I found this to be really interesting: http://abluethread.com/2014/05/01/going-karaite-shavuot/. Basically, there are two lines of interpretation in Judaism about the dates for Pentecost (the feast of weeks) or as it's called, Shavout. It depends how you take "sabbath" in Leviticus 23:11,15. If you take it as the normal, weekly Jewish sabbath (as it seems to be the plain reading of the text), then the feast of weeks indeed takes place on the seventh Sunday after Passover. This is how the Sadducees interpreted this passage, and it's how "Karaite Judaism" continues to understand and interpret the date. They are interestingly are a sect that stresses the written Torah exclusively for authority as opposed to anything in the Talmud. The Pharisees' interpretation is what Judaism as a whole now accepts, which is taking "sabbath" in those passages as figuratively--IE, the day of rest on the first day of the feast of unleavened bread); and thus the feast of weeks always falls on the 6th day of Sivan (which always varies which day of the week it falls on).
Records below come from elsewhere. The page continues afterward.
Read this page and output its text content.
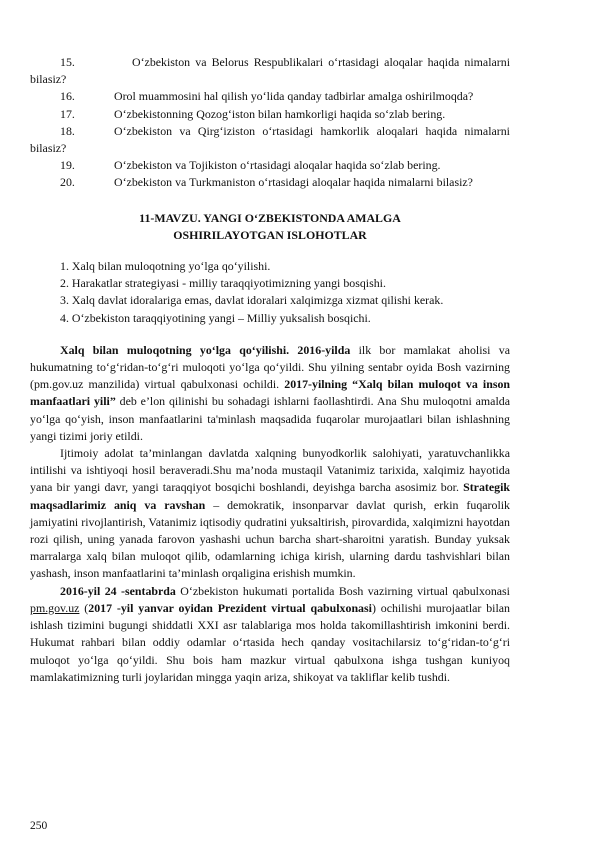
15.	O‘zbekiston va Belorus Respublikalari o‘rtasidagi aloqalar haqida nimalarni bilasiz?

16.	Orol muammosini hal qilish yo‘lida qanday tadbirlar amalga oshirilmoqda?

17.	O‘zbekistonning Qozog‘iston bilan hamkorligi haqida so‘zlab bering.

18.	O‘zbekiston va Qirg‘iziston o‘rtasidagi hamkorlik aloqalari haqida nimalarni bilasiz?

19.	O‘zbekiston va Tojikiston o‘rtasidagi aloqalar haqida so‘zlab bering.

20.	O‘zbekiston va Turkmaniston o‘rtasidagi aloqalar haqida nimalarni bilasiz?

11-MAVZU. YANGI O‘ZBEKISTONDA AMALGA
OSHIRILAYOTGAN ISLOHOTLAR

1. Xalq bilan muloqotning yo‘lga qo‘yilishi.

2. Harakatlar strategiyasi - milliy taraqqiyotimizning yangi bosqishi.

3. Xalq davlat idoralariga emas, davlat idoralari xalqimizga xizmat qilishi kerak.

4. O‘zbekiston taraqqiyotining yangi – Milliy yuksalish bosqichi.

Xalq bilan muloqotning yo‘lga qo‘yilishi. 2016-yilda ilk bor mamlakat aholisi va hukumatning to‘g‘ridan-to‘g‘ri muloqoti yo‘lga qo‘yildi. Shu yilning sentabr oyida Bosh vazirning (pm.gov.uz manzilida) virtual qabulxonasi ochildi. 2017-yilning “Xalq bilan muloqot va inson manfaatlari yili” deb e’lon qilinishi bu sohadagi ishlarni faollashtirdi. Ana Shu muloqotni amalda yo‘lga qo‘yish, inson manfaatlarini ta'minlash maqsadida fuqarolar murojaatlari bilan ishlashning yangi tizimi joriy etildi.

Ijtimoiy adolat ta’minlangan davlatda xalqning bunyodkorlik salohiyati, yaratuvchanlikka intilishi va ishtiyoqi hosil beraveradi.Shu ma’noda mustaqil Vatanimiz tarixida, xalqimiz hayotida yana bir yangi davr, yangi taraqqiyot bosqichi boshlandi, deyishga barcha asosimiz bor. Strategik maqsadlarimiz aniq va ravshan – demokratik, insonparvar davlat qurish, erkin fuqarolik jamiyatini rivojlantirish, Vatanimiz iqtisodiy qudratini yuksaltirish, pirovardida, xalqimizni hayotdan rozi qilish, uning yanada farovon yashashi uchun barcha shart-sharoitni yaratish. Bunday yuksak marralarga xalq bilan muloqot qilib, odamlarning ichiga kirish, ularning dardu tashvishlari bilan yashash, inson manfaatlarini ta’minlash orqaligina erishish mumkin.

2016-yil 24 -sentabrda O‘zbekiston hukumati portalida Bosh vazirning virtual qabulxonasi pm.gov.uz (2017 -yil yanvar oyidan Prezident virtual qabulxonasi) ochilishi murojaatlar bilan ishlash tizimini bugungi shiddatli XXI asr talablariga mos holda takomillashtirish imkonini berdi. Hukumat rahbari bilan oddiy odamlar o‘rtasida hech qanday vositachilarsiz to‘g‘ridan-to‘g‘ri muloqot yo‘lga qo‘yildi. Shu bois ham mazkur virtual qabulxona ishga tushgan kuniyoq mamlakatimizning turli joylaridan mingga yaqin ariza, shikoyat va takliflar kelib tushdi.

250
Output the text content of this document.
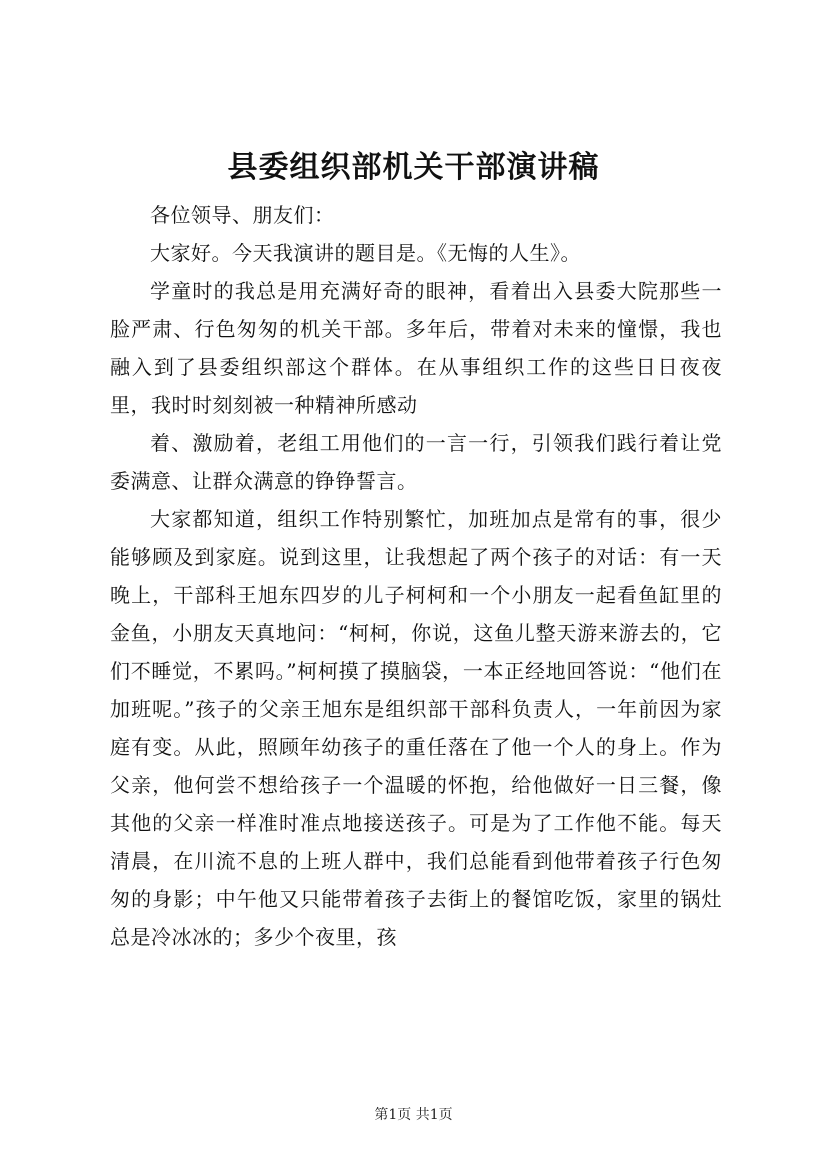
县委组织部机关干部演讲稿

各位领导、朋友们：

大家好。今天我演讲的题目是。《无悔的人生》。

学童时的我总是用充满好奇的眼神，看着出入县委大院那些一脸严肃、行色匆匆的机关干部。多年后，带着对未来的憧憬，我也融入到了县委组织部这个群体。在从事组织工作的这些日日夜夜里，我时时刻刻被一种精神所感动

着、激励着，老组工用他们的一言一行，引领我们践行着让党委满意、让群众满意的铮铮誓言。

大家都知道，组织工作特别繁忙，加班加点是常有的事，很少能够顾及到家庭。说到这里，让我想起了两个孩子的对话：有一天晚上，干部科王旭东四岁的儿子柯柯和一个小朋友一起看鱼缸里的金鱼，小朋友天真地问：“柯柯，你说，这鱼儿整天游来游去的，它们不睡觉，不累吗。”柯柯摸了摸脑袋，一本正经地回答说：“他们在加班呢。”孩子的父亲王旭东是组织部干部科负责人，一年前因为家庭有变。从此，照顾年幼孩子的重任落在了他一个人的身上。作为父亲，他何尝不想给孩子一个温暖的怀抱，给他做好一日三餐，像其他的父亲一样准时准点地接送孩子。可是为了工作他不能。每天清晨，在川流不息的上班人群中，我们总能看到他带着孩子行色匆匆的身影；中午他又只能带着孩子去街上的餐馆吃饭，家里的锅灶总是冷冰冰的；多少个夜里，孩

第1页 共1页
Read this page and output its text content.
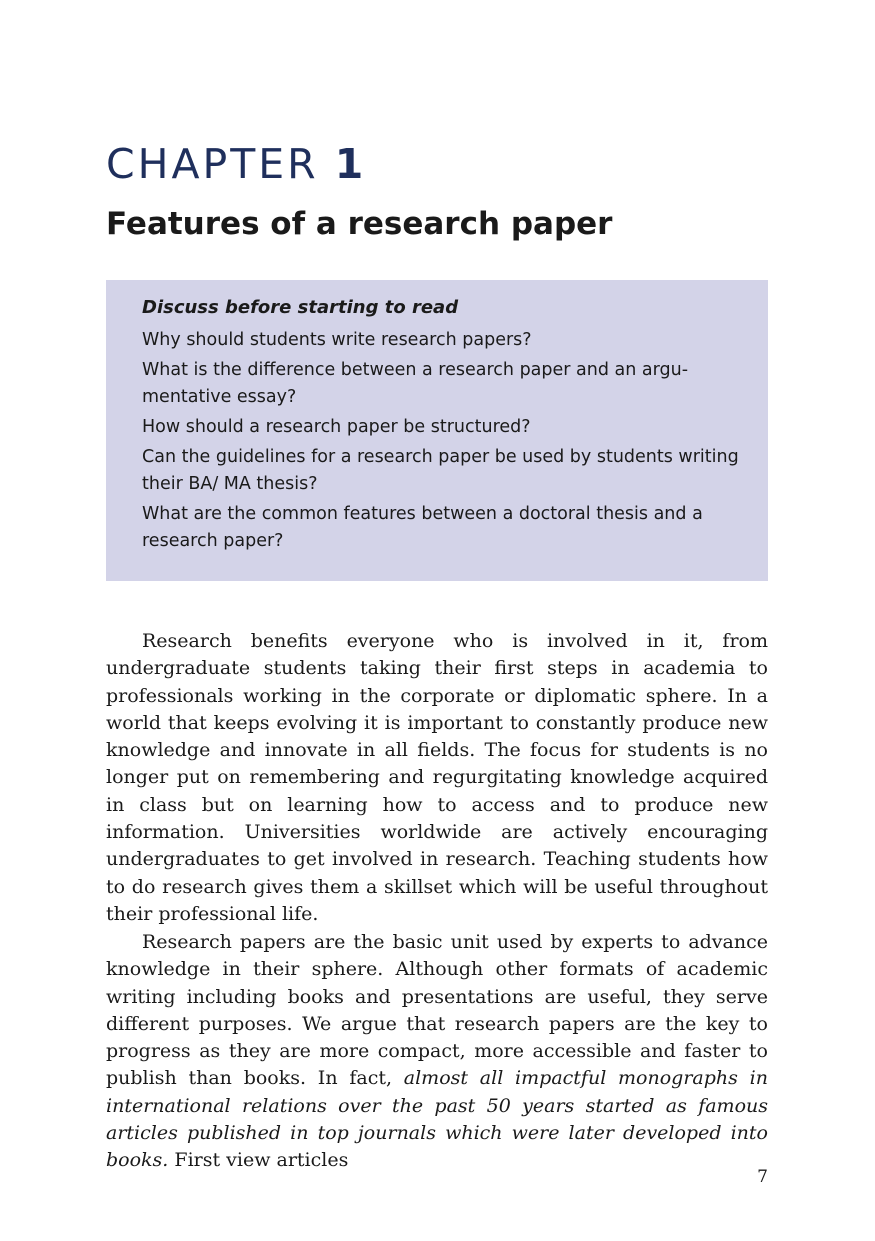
CHAPTER 1
Features of a research paper

Discuss before starting to read

Why should students write research papers?
What is the difference between a research paper and an argumentative essay?
How should a research paper be structured?
Can the guidelines for a research paper be used by students writing their BA/ MA thesis?
What are the common features between a doctoral thesis and a research paper?

Research benefits everyone who is involved in it, from undergraduate students taking their first steps in academia to professionals working in the corporate or diplomatic sphere. In a world that keeps evolving it is important to constantly produce new knowledge and innovate in all fields. The focus for students is no longer put on remembering and regurgitating knowledge acquired in class but on learning how to access and to produce new information. Universities worldwide are actively encouraging undergraduates to get involved in research. Teaching students how to do research gives them a skillset which will be useful throughout their professional life.

Research papers are the basic unit used by experts to advance knowledge in their sphere. Although other formats of academic writing including books and presentations are useful, they serve different purposes. We argue that research papers are the key to progress as they are more compact, more accessible and faster to publish than books. In fact, almost all impactful monographs in international relations over the past 50 years started as famous articles published in top journals which were later developed into books. First view articles

7
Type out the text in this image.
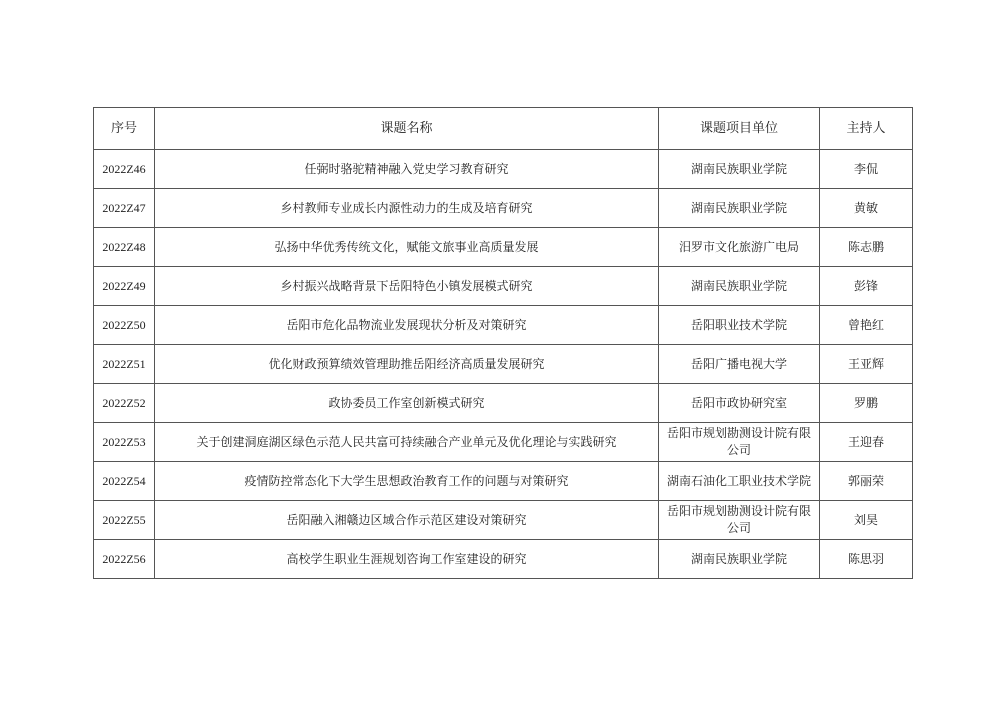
序号	课题名称	课题项目单位	主持人
2022Z46	任弼时骆驼精神融入党史学习教育研究	湖南民族职业学院	李侃
2022Z47	乡村教师专业成长内源性动力的生成及培育研究	湖南民族职业学院	黄敏
2022Z48	弘扬中华优秀传统文化，赋能文旅事业高质量发展	汨罗市文化旅游广电局	陈志鹏
2022Z49	乡村振兴战略背景下岳阳特色小镇发展模式研究	湖南民族职业学院	彭锋
2022Z50	岳阳市危化品物流业发展现状分析及对策研究	岳阳职业技术学院	曾艳红
2022Z51	优化财政预算绩效管理助推岳阳经济高质量发展研究	岳阳广播电视大学	王亚辉
2022Z52	政协委员工作室创新模式研究	岳阳市政协研究室	罗鹏
2022Z53	关于创建洞庭湖区绿色示范人民共富可持续融合产业单元及优化理论与实践研究	岳阳市规划勘测设计院有限公司	王迎春
2022Z54	疫情防控常态化下大学生思想政治教育工作的问题与对策研究	湖南石油化工职业技术学院	郭丽荣
2022Z55	岳阳融入湘赣边区域合作示范区建设对策研究	岳阳市规划勘测设计院有限公司	刘昊
2022Z56	高校学生职业生涯规划咨询工作室建设的研究	湖南民族职业学院	陈思羽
A Jews for Jesus article claims that "As long as the Temple stood and the Sadducees were in charge, their view prevailed." (https://jewsforjesus.org/jewish-resources/jewish-holidays/shavuot/). This would mean that whatever Judaism now subscribes to, when Pentecost actually happened in Acts 2, it was indeed on a Sunday--which also means it took place during a worship service.

Thoughts? This is really intriguing.

I'm particularly interested in fact-checking whether Shavout was indeed celebrated on Sundays during second temple Judaism.